Nah, ni dia nih tempat melampiaskan kesal. Jebreet, sepeda motorku melintasi genangan air. Segera air kotor itu muncart ke kiri dan ke kanan, seorang di pinggir jalan menjerit. Ia memegangi pakaiannya yang basah dan kotor. Kelihatan wajahnya kesal sekali sambil mengacungkan telunjuknya ke arahku. Orang yang kesal dan sedih itu bersiap berbalik arah pulang, ketika sepeda motorku menghampirinya.
“Hei jelek, ngomong apa barusan?”
“Kamu tega sekali, aku tidak bisa kuliah, aku harus pulang.”
“Bodo! Monyet jelek!”
“Hei, kamu jahat sekali!” Ia menatapku heran
“Miskin belagu!” E Ge E lah, emangnya gue EGP! Aku memutar Satriaku lagi, tanpa bisa kutahan, sebuah angkot nyelonong, dan, GELAP!
Aku terbangun menatap botol infus yang tergantung dan sekujur tubuh yang serasa remuk. Tangan dan kakiku sebagian sudah diperban. Ah, rumah sakit lagi, sudah dua kali sepeda motor itu membawaku ke rumah sakit. Tak lama ortuku dan perawat masuk.
“Yah, aku jatuh lagi.”
Ayahku hanya tersenyum dingin.
“Sus, siapa tadi yang membawanya kesini?” Ayahku bertanya.
“Temennya pak, gak tahu namanya, pakaiannya basah kuyup.”
Kenapa lagi monyet jelek itu pakai nolongin segala, sok pahlawan!
Beberapa hari berlalu, aku berharap segera dapat keluar. Tapi mereka masih memberikan obat-obatan dan melakukan beberapa pemeriksaan.
“Sus, itu buah sama bunga dari siapa?” Aku berharap Diko yang membawakanya atau kalau tidak, mungkin Rio. Mereka pacar-pacarku.
“Oh, dari temennya mbak, yang kemarin mengantarkan mbak kemari.”
Ngapain lagi tuh anak sok perhatian segala. “Bawa keluar aja sus, buahnya kalau sus mau boleh untuk suster aja.”

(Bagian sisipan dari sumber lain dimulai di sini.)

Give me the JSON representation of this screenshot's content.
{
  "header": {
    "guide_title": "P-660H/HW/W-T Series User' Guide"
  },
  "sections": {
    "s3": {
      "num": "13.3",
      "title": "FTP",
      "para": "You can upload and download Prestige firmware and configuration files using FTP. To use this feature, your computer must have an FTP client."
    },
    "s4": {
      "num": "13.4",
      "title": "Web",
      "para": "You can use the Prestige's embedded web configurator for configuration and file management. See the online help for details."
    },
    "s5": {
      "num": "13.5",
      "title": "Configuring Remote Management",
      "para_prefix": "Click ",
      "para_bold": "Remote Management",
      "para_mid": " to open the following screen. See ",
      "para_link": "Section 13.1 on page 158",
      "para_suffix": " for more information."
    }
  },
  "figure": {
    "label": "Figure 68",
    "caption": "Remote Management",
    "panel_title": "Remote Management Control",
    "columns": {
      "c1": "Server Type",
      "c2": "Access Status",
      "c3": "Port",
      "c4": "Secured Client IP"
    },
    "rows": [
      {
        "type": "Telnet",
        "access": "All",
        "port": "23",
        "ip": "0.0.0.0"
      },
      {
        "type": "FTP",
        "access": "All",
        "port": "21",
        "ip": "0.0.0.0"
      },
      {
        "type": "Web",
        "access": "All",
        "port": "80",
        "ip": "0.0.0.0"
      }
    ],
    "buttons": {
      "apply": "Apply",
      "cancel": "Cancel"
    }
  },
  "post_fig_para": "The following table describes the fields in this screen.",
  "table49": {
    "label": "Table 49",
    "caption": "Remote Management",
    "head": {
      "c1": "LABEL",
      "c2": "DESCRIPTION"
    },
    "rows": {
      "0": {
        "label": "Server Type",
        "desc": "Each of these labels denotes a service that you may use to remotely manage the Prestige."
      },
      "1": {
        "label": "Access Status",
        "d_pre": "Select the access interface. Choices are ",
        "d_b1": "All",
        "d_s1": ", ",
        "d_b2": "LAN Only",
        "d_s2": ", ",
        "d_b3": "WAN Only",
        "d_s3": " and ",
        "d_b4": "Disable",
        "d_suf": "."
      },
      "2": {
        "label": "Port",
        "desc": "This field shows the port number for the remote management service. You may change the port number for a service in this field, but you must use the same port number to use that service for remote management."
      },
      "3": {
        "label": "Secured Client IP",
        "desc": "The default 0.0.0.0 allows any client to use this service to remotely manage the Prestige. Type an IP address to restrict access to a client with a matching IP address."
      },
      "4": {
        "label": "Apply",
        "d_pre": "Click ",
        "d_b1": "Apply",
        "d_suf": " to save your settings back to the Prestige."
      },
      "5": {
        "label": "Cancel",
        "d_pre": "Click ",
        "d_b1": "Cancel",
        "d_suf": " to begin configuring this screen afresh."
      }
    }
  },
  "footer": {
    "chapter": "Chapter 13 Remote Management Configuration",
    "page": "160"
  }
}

“Iya, mbak, mas itu juga bilang kalau tidak suka tidak usah diterima gak apa-apa, cuma suratnya mohon dibaca.” Suster itu beranjak membawa keranjang buah dan karangan bunga itu keluar setelah sebelumnya memberikan sepucuk surat, lebih tepatnya kartu ucapan untukku.
‘Ir, semoga lekas sembuh.
Sakit dan sehat datangnya dari Yang Maha Kuasa. Sehat baik agar kita bisa berbuat banyak. Sakitpun baik agar kita tahu nikmatnya sehat dan bisa mensukurinya. Aku berharap kiranya sakit ini dapat memberikan cukup waktu bagimu untuk beristirahat sejenak dari selera ngbutmu yang besar itu. Lebih dari itu, aku berharap dengan sakit ini semoga Allah melembutkan hatimu yang keras itu, melenturkan otot-otot bibirmu agar lebih mudah dan lebih banyak tersenyum. Meneduhkan sedikit sorot matamu yang tajam itu, dan memelankan sedikit suaramu yang kuat itu. Semoga sakit ini dapat menjadikan hatimu bisa lebih bersabar. Lebih dari segalanya, semoga sakitmu ini merupakan jalan bagi Allah yang kuasa untuk mengangkatmu ke derajat yang lebih tinggi. Semoga sakit ini sebagai tanda dari Allah kalau Dia benar-benar menyayangimu. Sebelum kertas ini kau buang, sekali lagi, Semoga lekas sembuh.
Sok religius!
Hampir saja kertas itu aku buang. Tapi jangan, kalau aku buang berarti dia benar telah menduga kalau aku akan membuangnya. Simpan saja dan dia salah. Aku tidak membuangnya.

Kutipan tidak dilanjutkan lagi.